Wrestling team runs clinic for elementary school students

Becky Perelman/Sagamore Staff


Becky Perelman/Sagamore Staff

Senior Atman Barrile and junior Abe Spurlock demonstrate a wresting move during a clinic for elementary schoolers.

Becky Perelman, Sports Writing Editor

On Saturday, Oct. 21, Brookline 3rd through 8th graders learned how to wrestle in a clinic hosted by the Brookline wrestling team. This practice allowed students who had not yet entered the high school to learn how to wrestle.

According to the wrestling team head coach, Trevour Smith, who is also the event organizer, the clinic is a fun way for elementary and middle school students to learn the basics of wrestling.

Wrestling team members also help out throughout the day. They act as coaches for the younger students.

“It’s good to see the little kids come out and see some good wrestling from them. They will be good models for the younger kids to see,” Smith said.

According to senior, captain Eli Feibel, in the hour and a half long session participants learn a variety of different skills.
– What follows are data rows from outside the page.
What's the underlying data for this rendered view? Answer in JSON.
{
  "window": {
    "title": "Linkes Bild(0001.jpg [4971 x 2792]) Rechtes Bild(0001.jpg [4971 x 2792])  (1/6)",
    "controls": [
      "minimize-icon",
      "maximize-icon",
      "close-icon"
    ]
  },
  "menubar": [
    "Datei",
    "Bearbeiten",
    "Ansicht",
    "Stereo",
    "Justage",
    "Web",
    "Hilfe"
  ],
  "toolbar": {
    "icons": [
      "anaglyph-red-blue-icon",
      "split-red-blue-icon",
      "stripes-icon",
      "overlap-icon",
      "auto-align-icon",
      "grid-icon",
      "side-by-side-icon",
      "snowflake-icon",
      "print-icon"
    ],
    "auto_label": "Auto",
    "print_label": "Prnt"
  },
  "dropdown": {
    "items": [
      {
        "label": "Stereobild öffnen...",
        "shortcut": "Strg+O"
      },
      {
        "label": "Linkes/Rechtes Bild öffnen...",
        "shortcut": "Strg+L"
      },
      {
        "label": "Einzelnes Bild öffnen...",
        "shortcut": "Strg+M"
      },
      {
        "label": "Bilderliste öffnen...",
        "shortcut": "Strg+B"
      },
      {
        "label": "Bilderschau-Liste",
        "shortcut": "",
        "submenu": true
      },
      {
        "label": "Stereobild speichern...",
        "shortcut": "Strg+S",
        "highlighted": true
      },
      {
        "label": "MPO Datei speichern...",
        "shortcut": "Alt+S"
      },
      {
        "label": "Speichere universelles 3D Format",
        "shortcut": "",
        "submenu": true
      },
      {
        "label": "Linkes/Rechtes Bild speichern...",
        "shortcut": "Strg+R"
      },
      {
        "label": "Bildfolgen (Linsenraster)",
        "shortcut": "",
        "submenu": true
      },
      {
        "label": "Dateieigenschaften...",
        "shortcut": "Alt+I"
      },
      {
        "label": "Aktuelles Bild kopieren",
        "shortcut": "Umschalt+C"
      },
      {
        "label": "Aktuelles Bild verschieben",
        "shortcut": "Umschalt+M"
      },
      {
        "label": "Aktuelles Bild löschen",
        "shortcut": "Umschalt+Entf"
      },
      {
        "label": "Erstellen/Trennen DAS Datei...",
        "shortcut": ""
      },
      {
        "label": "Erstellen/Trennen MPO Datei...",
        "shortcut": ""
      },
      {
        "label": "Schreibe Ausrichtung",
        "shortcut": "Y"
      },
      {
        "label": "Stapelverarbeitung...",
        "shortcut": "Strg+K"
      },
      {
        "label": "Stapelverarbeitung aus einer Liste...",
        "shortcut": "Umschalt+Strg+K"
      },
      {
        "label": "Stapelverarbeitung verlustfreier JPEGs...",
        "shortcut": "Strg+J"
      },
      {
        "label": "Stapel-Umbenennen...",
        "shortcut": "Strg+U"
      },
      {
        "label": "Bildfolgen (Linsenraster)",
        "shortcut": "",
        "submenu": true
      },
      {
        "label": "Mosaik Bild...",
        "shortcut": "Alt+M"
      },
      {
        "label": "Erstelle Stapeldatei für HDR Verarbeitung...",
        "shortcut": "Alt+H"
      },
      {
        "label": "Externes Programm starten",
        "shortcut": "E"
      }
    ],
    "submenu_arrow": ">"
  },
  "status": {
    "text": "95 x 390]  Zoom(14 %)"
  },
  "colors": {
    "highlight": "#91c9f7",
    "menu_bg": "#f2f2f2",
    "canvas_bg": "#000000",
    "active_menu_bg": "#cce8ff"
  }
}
“The coach is going to demonstrate some moves and then each of the kids is gonna have a partner and all the counselors are gonna walk around and give them tips on how to do the move better. Then, they do live, actual matches and actually wrestle,” Feibel said.

Feibel said that the main purpose of the event is to teach students how to wrestle and recruit them for the team.

“It’s a lot of young kids from all the Brookline Middle Schools coming. We’re trying to recruit some of them to wrestle on the high school team and get them excited about wrestling because we have a small program that we are trying to grow. We want a lot of freshmen who already know how to wrestle when they come in,” Feibel said.

According to Feibel most of the wrestling team learns to wrestle when they are freshmen, and with this program students get a chance to learn more about wrestling before entering the high school.

“Most of us started freshman year, there’s just a few of us who started beforehand but the one’s who started beforehand didn’t start through Brookline, they started through wrestling clubs,” Feibel said.

According to Atman Barrile, a senior on the team, helping students learn how to wrestle will help them when they come to the high school.

“It’s really hard to start as a freshmen and having to pick up so much to build a foundation, so then, when they actually come to the high school they’re not just fresh,” Barrile said.

Barrile wishes that he would have had this program when he was in middle school so he would have a base coming in and be able to pick up more things faster.

Smith’s goal for the program is to have students learn more about wrestling.

“I just want to envision that Brookline will be one of the best cities or towns that has wrestling as one of their premier sports. I thought of the event last year, I really want it to grow. We definitely want to make it an annual event, we want more kids in the community to have something to do when they are younger,” Smith said.